I przypomina, że na początku marca bieżącego roku (około 6 miesięcy temu) cena diesla w portach ARA wynosiła około 2,95 PLN litr, a cena hurtowa w Orlenie 5,35. - Po odjęciu podatków 3,82 zł– co dawało premię lądową na poziomie blisko 90 groszy na litrze - wylicza Dawid Czopek.

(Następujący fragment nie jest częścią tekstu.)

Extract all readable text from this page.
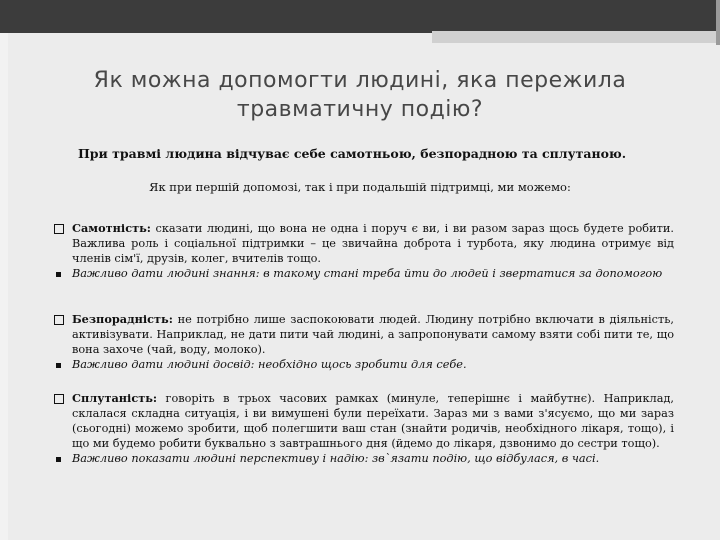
Як можна допомогти людині, яка пережила травматичну подію?
При травмі людина відчуває себе самотньою, безпорадною та сплутаною.
Як при першій допомозі, так і при подальшій підтримці, ми можемо:
Самотність: сказати людині, що вона не одна і поруч є ви, і ви разом зараз щось будете робити. Важлива роль і соціальної підтримки – це звичайна доброта і турбота, яку людина отримує від членів сім'ї, друзів, колег, вчителів тощо.
Важливо дати людині знання: в такому стані треба йти до людей і звертатися за допомогою
Безпорадність: не потрібно лише заспокоювати людей. Людину потрібно включати в діяльність, активізувати. Наприклад, не дати пити чай людині, а запропонувати самому взяти собі пити те, що вона захоче (чай, воду, молоко).
Важливо дати людині досвід: необхідно щось зробити для себе.
Сплутаність: говоріть в трьох часових рамках (минуле, теперішнє і майбутнє). Наприклад, склалася складна ситуація, і ви вимушені були переїхати. Зараз ми з вами з'ясуємо, що ми зараз (сьогодні) можемо зробити, щоб полегшити ваш стан (знайти родичів, необхідного лікаря, тощо), і що ми будемо робити буквально з завтрашнього дня (йдемо до лікаря, дзвонимо до сестри тощо).
Важливо показати людині перспективу і надію: зв`язати подію, що відбулася, в часі.
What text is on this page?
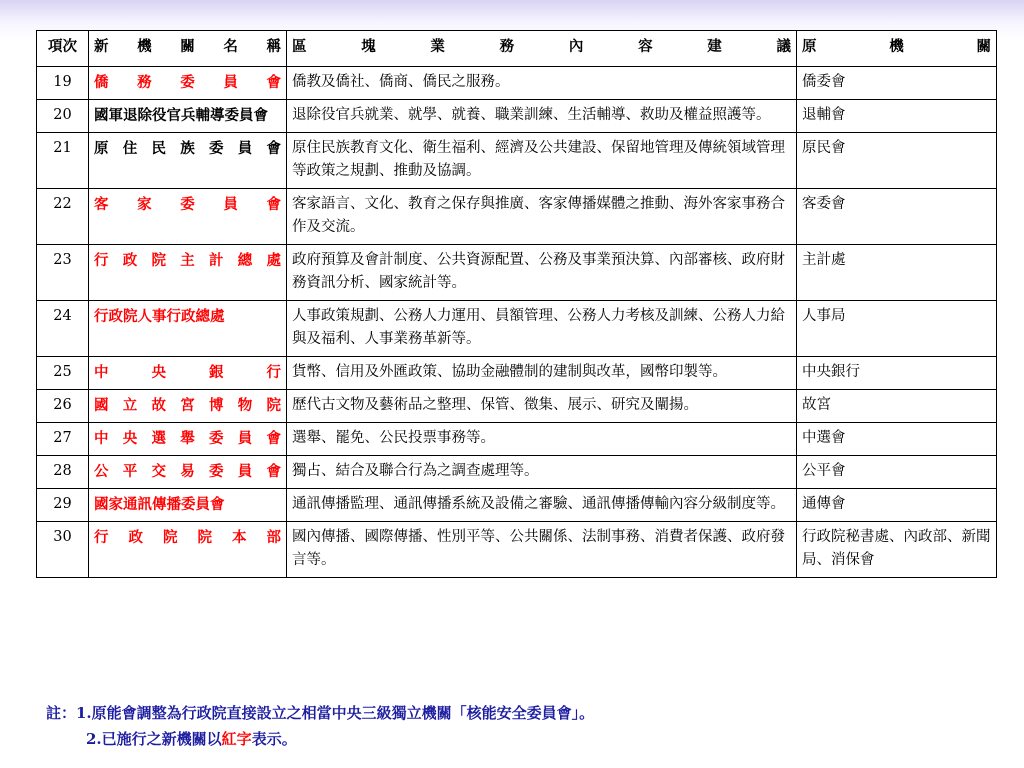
項次	新 機 關 名 稱	區 塊 業 務 內 容 建 議	原 機 關

19	僑 務 委 員 會	僑教及僑社、僑商、僑民之服務。	僑委會
20	國軍退除役官兵輔導委員會	退除役官兵就業、就學、就養、職業訓練、生活輔導、救助及權益照護等。	退輔會
21	原 住 民 族 委 員 會	原住民族教育文化、衛生福利、經濟及公共建設、保留地管理及傳統領域管理等政策之規劃、推動及協調。	原民會
22	客 家 委 員 會	客家語言、文化、教育之保存與推廣、客家傳播媒體之推動、海外客家事務合作及交流。	客委會
23	行 政 院 主 計 總 處	政府預算及會計制度、公共資源配置、公務及事業預決算、內部審核、政府財務資訊分析、國家統計等。	主計處
24	行政院人事行政總處	人事政策規劃、公務人力運用、員額管理、公務人力考核及訓練、公務人力給與及福利、人事業務革新等。	人事局
25	中 央 銀 行	貨幣、信用及外匯政策、協助金融體制的建制與改革，國幣印製等。	中央銀行
26	國 立 故 宮 博 物 院	歷代古文物及藝術品之整理、保管、徵集、展示、研究及闡揚。	故宮
27	中 央 選 舉 委 員 會	選舉、罷免、公民投票事務等。	中選會
28	公 平 交 易 委 員 會	獨占、結合及聯合行為之調查處理等。	公平會
29	國家通訊傳播委員會	通訊傳播監理、通訊傳播系統及設備之審驗、通訊傳播傳輸內容分級制度等。	通傳會
30	行 政 院 院 本 部	國內傳播、國際傳播、性別平等、公共關係、法制事務、消費者保護、政府發言等。	行政院秘書處、內政部、新聞局、消保會
註：1.原能會調整為行政院直接設立之相當中央三級獨立機關「核能安全委員會」。
2.已施行之新機關以紅字表示。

- Orlen i Saudi Aramco (jedyni producenci w kraju) w swoich cennikach oferują diesla po cenie, która powoduje, że import staje się mało opłacalny lub nieopłacalny (w zależności od źródła pochodzenia produktu i indywidualnych możliwości importerów). W kraju nie produkujemy wystarczającej ilości diesla – wiec część odbiorców ma problem z zaopatrzeniem po atrakcyjnej cenie. Oczywiście można sprowadzić diesla i sprzedawać po cenie 30-40 groszy wyższej niż w cenniku Orlenu, ale wtedy hurtowa cena będzie wyższa niż cena na stacji. Moim zdaniem taka polityka Orlenu, może mieć związek z nadchodzącymi wyborami parlamentarnymi - podsumowuje.